The controversial pounds 750m superstructure, which is soaking up 20 per cent of the Millennium Commission's money, was conspicuous by its absence from a newly unveiled Internet website showing where the lottery-generated cash is being spent.

But was it cock-up or conspiracy? Was this the dawn of a two-year campaign of spin doctoring to convince the public that the Dome was never more than an absurd fantasy, the product of fevered, egomaniacal imaginations? The Commission insisted that the Dome's non-appearance was an administrative oversight rather than a deliberate attempt to play down its significance in favour of less contentious projects which have been overshadowed by publicity given to the New Millennium Experience.

Mike O'Connor, policy director, said: "It's a mistake, an oversight. It's not a conspiracy and it will be on there. We thought it was on there already and we expected it to be. It will be on there." He said that the Dome would feature along with major capital projects being funded by the Commission as a "pin prick", which browsers could click on to find out more about its background.

The website also features the new logo for Commission-funded projects, a distorted blue "M" hovering over an orange crescent. Suggestions that it looked like an M for Mandelson rising above a Dome were dismissed by officials who said it symbolised the dawning of the new Millennium.
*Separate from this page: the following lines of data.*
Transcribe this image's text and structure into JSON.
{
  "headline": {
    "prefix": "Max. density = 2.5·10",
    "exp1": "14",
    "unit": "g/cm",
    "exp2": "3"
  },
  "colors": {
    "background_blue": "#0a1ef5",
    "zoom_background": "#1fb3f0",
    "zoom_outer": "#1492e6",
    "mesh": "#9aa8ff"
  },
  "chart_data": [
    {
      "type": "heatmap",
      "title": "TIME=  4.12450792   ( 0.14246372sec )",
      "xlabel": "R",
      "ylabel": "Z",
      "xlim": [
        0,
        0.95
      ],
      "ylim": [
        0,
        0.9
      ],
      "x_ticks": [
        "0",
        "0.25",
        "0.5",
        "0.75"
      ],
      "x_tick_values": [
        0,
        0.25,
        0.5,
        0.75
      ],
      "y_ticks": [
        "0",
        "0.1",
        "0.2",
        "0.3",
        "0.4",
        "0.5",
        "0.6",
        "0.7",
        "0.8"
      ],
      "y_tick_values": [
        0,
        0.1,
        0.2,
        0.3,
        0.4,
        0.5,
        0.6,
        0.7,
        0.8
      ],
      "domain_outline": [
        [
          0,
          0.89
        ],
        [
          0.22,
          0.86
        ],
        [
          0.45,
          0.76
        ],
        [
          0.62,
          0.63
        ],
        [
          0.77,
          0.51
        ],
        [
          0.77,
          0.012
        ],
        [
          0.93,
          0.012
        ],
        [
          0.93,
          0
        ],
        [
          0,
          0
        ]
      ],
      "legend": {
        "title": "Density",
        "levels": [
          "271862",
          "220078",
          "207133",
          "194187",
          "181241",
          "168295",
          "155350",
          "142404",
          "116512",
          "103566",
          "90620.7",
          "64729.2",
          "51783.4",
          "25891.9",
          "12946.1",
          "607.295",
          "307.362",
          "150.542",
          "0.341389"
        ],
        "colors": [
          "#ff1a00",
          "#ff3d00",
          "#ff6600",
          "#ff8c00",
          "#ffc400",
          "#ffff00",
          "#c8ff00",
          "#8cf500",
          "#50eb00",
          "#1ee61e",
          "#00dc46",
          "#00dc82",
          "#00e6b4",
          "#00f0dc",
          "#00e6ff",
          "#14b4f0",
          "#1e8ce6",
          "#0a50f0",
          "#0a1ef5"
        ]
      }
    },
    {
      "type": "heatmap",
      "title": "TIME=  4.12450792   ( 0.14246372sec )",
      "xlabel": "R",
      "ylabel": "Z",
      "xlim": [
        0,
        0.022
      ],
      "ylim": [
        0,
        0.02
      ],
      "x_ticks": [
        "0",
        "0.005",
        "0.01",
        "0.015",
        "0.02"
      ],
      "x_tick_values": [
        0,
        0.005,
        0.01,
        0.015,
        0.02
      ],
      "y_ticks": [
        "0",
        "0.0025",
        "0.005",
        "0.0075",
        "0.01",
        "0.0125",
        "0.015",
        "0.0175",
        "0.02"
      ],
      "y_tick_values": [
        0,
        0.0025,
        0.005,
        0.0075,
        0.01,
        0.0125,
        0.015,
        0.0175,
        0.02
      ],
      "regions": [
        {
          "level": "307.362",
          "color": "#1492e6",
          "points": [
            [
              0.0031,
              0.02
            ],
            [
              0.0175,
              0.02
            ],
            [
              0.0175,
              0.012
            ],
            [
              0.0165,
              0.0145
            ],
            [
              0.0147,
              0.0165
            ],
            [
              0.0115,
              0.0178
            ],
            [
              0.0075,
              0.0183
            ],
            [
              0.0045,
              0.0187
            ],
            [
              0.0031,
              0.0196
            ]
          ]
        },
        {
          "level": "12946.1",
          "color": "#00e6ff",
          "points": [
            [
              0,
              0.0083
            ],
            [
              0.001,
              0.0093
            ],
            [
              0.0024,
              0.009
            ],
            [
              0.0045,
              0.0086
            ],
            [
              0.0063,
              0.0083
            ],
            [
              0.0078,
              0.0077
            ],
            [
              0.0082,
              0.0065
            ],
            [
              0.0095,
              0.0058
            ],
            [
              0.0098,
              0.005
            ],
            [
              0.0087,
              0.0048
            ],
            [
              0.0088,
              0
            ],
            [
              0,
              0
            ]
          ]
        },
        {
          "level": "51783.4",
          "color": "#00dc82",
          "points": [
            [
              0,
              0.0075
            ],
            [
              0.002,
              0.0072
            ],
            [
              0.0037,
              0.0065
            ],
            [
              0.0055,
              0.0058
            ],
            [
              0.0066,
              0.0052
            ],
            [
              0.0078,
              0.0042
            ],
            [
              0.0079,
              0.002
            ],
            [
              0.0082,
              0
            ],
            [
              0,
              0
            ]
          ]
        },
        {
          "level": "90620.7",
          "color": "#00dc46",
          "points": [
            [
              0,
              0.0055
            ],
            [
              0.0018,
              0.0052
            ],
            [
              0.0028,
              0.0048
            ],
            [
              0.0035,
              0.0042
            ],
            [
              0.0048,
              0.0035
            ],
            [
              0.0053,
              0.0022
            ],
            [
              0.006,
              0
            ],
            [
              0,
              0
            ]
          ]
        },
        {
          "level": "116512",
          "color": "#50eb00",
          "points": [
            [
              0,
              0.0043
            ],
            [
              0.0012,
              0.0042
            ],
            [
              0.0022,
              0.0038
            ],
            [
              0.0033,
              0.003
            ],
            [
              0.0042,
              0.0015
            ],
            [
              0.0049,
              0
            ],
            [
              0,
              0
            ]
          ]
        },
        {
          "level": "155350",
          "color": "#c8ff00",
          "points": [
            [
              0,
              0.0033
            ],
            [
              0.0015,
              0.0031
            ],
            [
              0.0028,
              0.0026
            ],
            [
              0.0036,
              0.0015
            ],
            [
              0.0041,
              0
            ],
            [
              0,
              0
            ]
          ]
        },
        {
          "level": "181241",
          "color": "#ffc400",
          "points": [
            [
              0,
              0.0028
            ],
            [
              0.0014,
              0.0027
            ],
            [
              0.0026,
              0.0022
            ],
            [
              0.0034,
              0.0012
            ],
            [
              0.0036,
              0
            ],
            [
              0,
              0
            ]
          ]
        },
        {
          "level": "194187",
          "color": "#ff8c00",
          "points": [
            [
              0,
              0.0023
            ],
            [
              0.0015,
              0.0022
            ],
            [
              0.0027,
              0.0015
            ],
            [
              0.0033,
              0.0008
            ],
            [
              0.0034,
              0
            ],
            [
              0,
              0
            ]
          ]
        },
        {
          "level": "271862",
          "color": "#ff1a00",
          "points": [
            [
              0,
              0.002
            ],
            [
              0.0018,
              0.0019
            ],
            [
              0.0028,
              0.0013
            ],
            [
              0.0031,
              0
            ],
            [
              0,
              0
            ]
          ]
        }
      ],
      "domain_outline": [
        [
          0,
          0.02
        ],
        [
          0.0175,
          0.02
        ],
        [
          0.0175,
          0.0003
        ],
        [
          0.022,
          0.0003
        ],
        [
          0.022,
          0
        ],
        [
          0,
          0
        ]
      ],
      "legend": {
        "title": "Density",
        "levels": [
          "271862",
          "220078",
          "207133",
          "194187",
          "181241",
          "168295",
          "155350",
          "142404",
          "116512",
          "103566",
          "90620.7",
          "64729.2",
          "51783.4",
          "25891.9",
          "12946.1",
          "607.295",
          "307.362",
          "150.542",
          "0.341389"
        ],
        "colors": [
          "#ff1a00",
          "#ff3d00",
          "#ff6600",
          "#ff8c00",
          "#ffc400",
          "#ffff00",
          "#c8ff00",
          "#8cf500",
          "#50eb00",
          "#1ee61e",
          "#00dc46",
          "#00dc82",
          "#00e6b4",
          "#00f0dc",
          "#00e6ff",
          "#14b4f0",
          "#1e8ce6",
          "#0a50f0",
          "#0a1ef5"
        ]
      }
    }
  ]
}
But if the Millennium Commission really is serious about putting the Dome on to the website, why doesn't it take a truly radical stance and put it only on the website? If the picture of their most cherished project looked nice on the Internet, why not let that virtual Dome replace the real thing? How grand it would look in 3-D colour. We could all visit the Dome without having to worry about whether the Jubilee line extension was up and running. Sir Cameron Mackintosh could have whatever lavish spectacle he liked, courtesy of state-of-the-art computer graphics. Peter Mandelson could spin doctor the opening in cyberspace. It would definitely be ready on time. And the country would save pounds 750m.